Kids are animals, you see. Vicious little balls of spite and entitlement, all Ego and Id. It's the job of parents, of families and schools to train them to be something better. But, as Larkin said, "they fuck you up, your mum and dad". A lot of us aren't doing so well with raising kids these days and the old familial structures that meant kids were raised by an extended family, they're gone now. Thirty years of live to work and stagnant wages and shorter vacations and shrinking social safety nets, they've destroyed those family structures. And the schools, well, they're too busy pushing Little Johnny (who's a decent kid but a little slow) through this week's high-stakes test to get concerned about their student's life. The attitudes that allow bullying to happen, that cause it to happen, begin with families and you can't support lower wages, shorter vacations and a shrinking safety net and call yourself "pro-family". I was trying not to involve politics in this but fuck it, there it is.

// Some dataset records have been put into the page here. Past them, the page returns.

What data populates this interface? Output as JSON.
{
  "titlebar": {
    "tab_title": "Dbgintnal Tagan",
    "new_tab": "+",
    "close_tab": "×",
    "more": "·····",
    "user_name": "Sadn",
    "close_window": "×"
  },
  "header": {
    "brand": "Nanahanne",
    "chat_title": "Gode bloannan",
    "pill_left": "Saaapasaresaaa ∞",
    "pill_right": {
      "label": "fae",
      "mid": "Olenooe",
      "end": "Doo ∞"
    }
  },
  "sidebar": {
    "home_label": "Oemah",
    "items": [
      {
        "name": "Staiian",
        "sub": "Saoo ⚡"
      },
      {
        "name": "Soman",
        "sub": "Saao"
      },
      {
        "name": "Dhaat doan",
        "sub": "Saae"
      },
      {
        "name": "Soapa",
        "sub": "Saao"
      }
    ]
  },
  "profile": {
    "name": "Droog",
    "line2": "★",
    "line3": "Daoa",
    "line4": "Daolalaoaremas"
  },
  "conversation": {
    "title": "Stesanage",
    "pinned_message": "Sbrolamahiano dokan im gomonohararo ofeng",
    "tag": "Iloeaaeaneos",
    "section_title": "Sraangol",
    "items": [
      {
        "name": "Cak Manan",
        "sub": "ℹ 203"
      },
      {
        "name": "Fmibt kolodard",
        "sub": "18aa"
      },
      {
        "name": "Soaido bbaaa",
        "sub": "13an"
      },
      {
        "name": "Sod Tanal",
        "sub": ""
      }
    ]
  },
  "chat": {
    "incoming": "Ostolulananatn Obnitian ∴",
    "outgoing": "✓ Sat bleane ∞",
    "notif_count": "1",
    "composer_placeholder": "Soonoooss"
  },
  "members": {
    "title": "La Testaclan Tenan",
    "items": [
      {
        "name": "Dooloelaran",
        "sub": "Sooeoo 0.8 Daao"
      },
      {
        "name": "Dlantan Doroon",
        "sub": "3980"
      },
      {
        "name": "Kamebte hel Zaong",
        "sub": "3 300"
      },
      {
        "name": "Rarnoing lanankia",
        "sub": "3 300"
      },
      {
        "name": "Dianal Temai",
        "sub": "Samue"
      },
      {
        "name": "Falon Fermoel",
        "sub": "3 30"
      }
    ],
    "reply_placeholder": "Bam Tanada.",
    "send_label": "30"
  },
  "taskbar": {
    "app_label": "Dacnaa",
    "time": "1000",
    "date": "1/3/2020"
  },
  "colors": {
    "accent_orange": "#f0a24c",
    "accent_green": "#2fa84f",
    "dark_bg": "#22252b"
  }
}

Bullying is a weird thing. Everyone knows it happens but no-one's willing to acknowledge how much it happens or how deeply it affects people. Some people get over it, they go on to live perfectly normal lives. But a lot don't get over it, not entirely and not ever. I'm 34 now and I started cutting back when I was a teenager as a way of dealing with my emotions. I'm a bright guy, IQ somewhere between 152 and 165 depending on the test and with the mental clouding my meds cause and, when I let things get to me, I can still hear those voices calling me stupid because I could barely write (in fairness, dyslexia is much more recognised these days). I'm mentally ill, I know that and so, I'm maybe an extreme example. Most bullied kids probably won't become mentally ill or, if they do, it'll not have any connection (I'm very, very unclear on how much connection the two had in myself) but they'll carry the emotional scars of it. And still, no-one wants to expend time or money to tackle the issue. They want to teach kids how to cope with bullying instead of stopping the bullying itself. This is somewhat akin to shooting the looters in the aftermath of Katrina; it might help the immeadeate poblem but it doesn't exactly tackle the cause.

Anyway, that's me said my piece. Went on longer than I wanted, got more emotional than I intended and probably swore more than I should. But there it is, the die is cast.